Wednesday, August 19, 2009

Reflections of Summer Workshops

After 4 comprehensive summer seminars I find the need to defend my mad love of technology in the classroom and to temper this statement with my own dose of skepticism about the instant thrill of the bell and whistles. Sound contradictory to you? Me too but throughout I find the layering and depth possibilities of technology far, far outweigh the skepticism. Not to discount the merit of face to face dialogue, I find the possibilities of using all this technology as a platform to truly engage the students very exciting.
Check out this cool website on Mobile Learning. I'm with these

Even the New York City library has undertaken VoiceThread (coolest application yet.) They have done all the work for you and VoiceThread has facilitated the vital use of Flickr and other creative commons sites.

Thursday, July 16, 2009

My current state of mind....

Friday, July 3, 2009

Continuous Path of Partial Attention

Overwhelming yes but the recent ISTE conference in DC left me in a technology sea - likely similar to what students swim in: so many things, so many attention grabbers. Just how do you decide where to go and what to do when the whole world is your road?

I left with a bag of tricks and a few signposts.
The larger signs pointed to
  • Constructive obstacles
  • The driving need to create assignments that reflect dissonance.

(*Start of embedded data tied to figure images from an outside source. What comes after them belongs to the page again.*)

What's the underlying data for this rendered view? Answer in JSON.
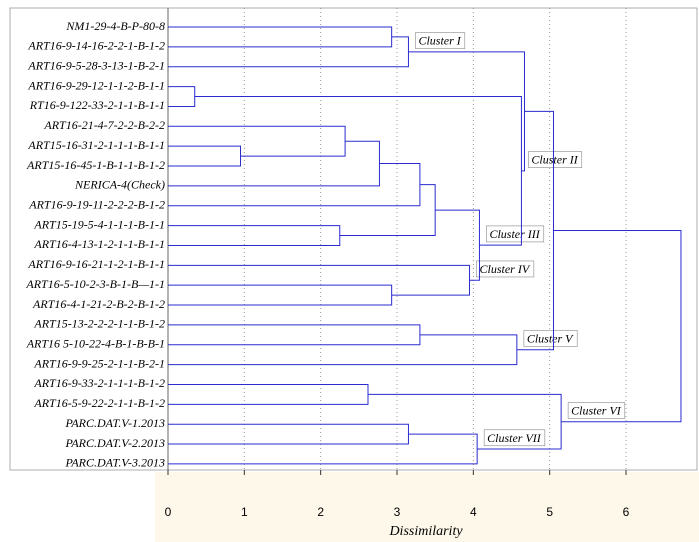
{
  "chart_data": {
    "type": "dendrogram",
    "x_label": "Dissimilarity",
    "xlim": [
      0,
      6.93
    ],
    "xticks": [
      0,
      1,
      2,
      3,
      4,
      5,
      6
    ],
    "grid": true,
    "color": "#2b2bcf",
    "leaves": [
      "NM1-29-4-B-P-80-8",
      "ART16-9-14-16-2-2-1-B-1-2",
      "ART16-9-5-28-3-13-1-B-2-1",
      "ART16-9-29-12-1-1-2-B-1-1",
      "RT16-9-122-33-2-1-1-B-1-1",
      "ART16-21-4-7-2-2-B-2-2",
      "ART15-16-31-2-1-1-1-B-1-1",
      "ART15-16-45-1-B-1-1-B-1-2",
      "NERICA-4(Check)",
      "ART16-9-19-11-2-2-2-B-1-2",
      "ART15-19-5-4-1-1-1-B-1-1",
      "ART16-4-13-1-2-1-1-B-1-1",
      "ART16-9-16-21-1-2-1-B-1-1",
      "ART16-5-10-2-3-B-1-B—1-1",
      "ART16-4-1-21-2-B-2-B-1-2",
      "ART15-13-2-2-2-1-1-B-1-2",
      "ART16 5-10-22-4-B-1-B-B-1",
      "ART16-9-9-25-2-1-1-B-2-1",
      "ART16-9-33-2-1-1-1-B-1-2",
      "ART16-5-9-22-2-1-1-B-1-2",
      "PARC.DAT.V-1.2013",
      "PARC.DAT.V-2.2013",
      "PARC.DAT.V-3.2013"
    ],
    "merges": [
      {
        "children": [
          6,
          7
        ],
        "height": 0.95
      },
      {
        "children": [
          5,
          23
        ],
        "height": 2.32
      },
      {
        "children": [
          24,
          8
        ],
        "height": 2.77
      },
      {
        "children": [
          25,
          9
        ],
        "height": 3.3
      },
      {
        "children": [
          10,
          11
        ],
        "height": 2.25
      },
      {
        "children": [
          26,
          27
        ],
        "height": 3.5
      },
      {
        "children": [
          13,
          14
        ],
        "height": 2.93
      },
      {
        "children": [
          12,
          29
        ],
        "height": 3.95,
        "label": "Cluster IV"
      },
      {
        "children": [
          28,
          30
        ],
        "height": 4.08,
        "label": "Cluster III"
      },
      {
        "children": [
          3,
          4
        ],
        "height": 0.35
      },
      {
        "children": [
          32,
          31
        ],
        "height": 4.63,
        "label": "Cluster II"
      },
      {
        "children": [
          0,
          1
        ],
        "height": 2.93
      },
      {
        "children": [
          34,
          2
        ],
        "height": 3.15,
        "label": "Cluster I"
      },
      {
        "children": [
          35,
          33
        ],
        "height": 4.67
      },
      {
        "children": [
          15,
          16
        ],
        "height": 3.3
      },
      {
        "children": [
          37,
          17
        ],
        "height": 4.57,
        "label": "Cluster V"
      },
      {
        "children": [
          36,
          38
        ],
        "height": 5.05
      },
      {
        "children": [
          18,
          19
        ],
        "height": 2.62
      },
      {
        "children": [
          20,
          21
        ],
        "height": 3.15
      },
      {
        "children": [
          41,
          22
        ],
        "height": 4.05,
        "label": "Cluster VII"
      },
      {
        "children": [
          40,
          42
        ],
        "height": 5.15,
        "label": "Cluster VI"
      },
      {
        "children": [
          39,
          43
        ],
        "height": 6.72
      }
    ]
  }
}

I found Malcolm Gladwell's keynote address particularly intriguing as his new book Outliers seems to advocate for the renewal of the Protestant work ethic with a new twist - respect the difficulty as a major component of a compensation theory to success. I couldn't figure out how this tied into a conference on technology and education until he hit that key component: FEEDBACK. Here was the key component; a WEB 2.0 component, and the discussion returns to the real merit of brick and mortar schools - a place of face to face dialogue. This is the element that bothers me with the flash and bells of technology use in the classroom. Too often it overlays and erases the need to actually talk to people, watch their faces, know their interests, argue and resolve differences, and pay attention to that vital right brain element of which Daniel Pink so convincingly speaks.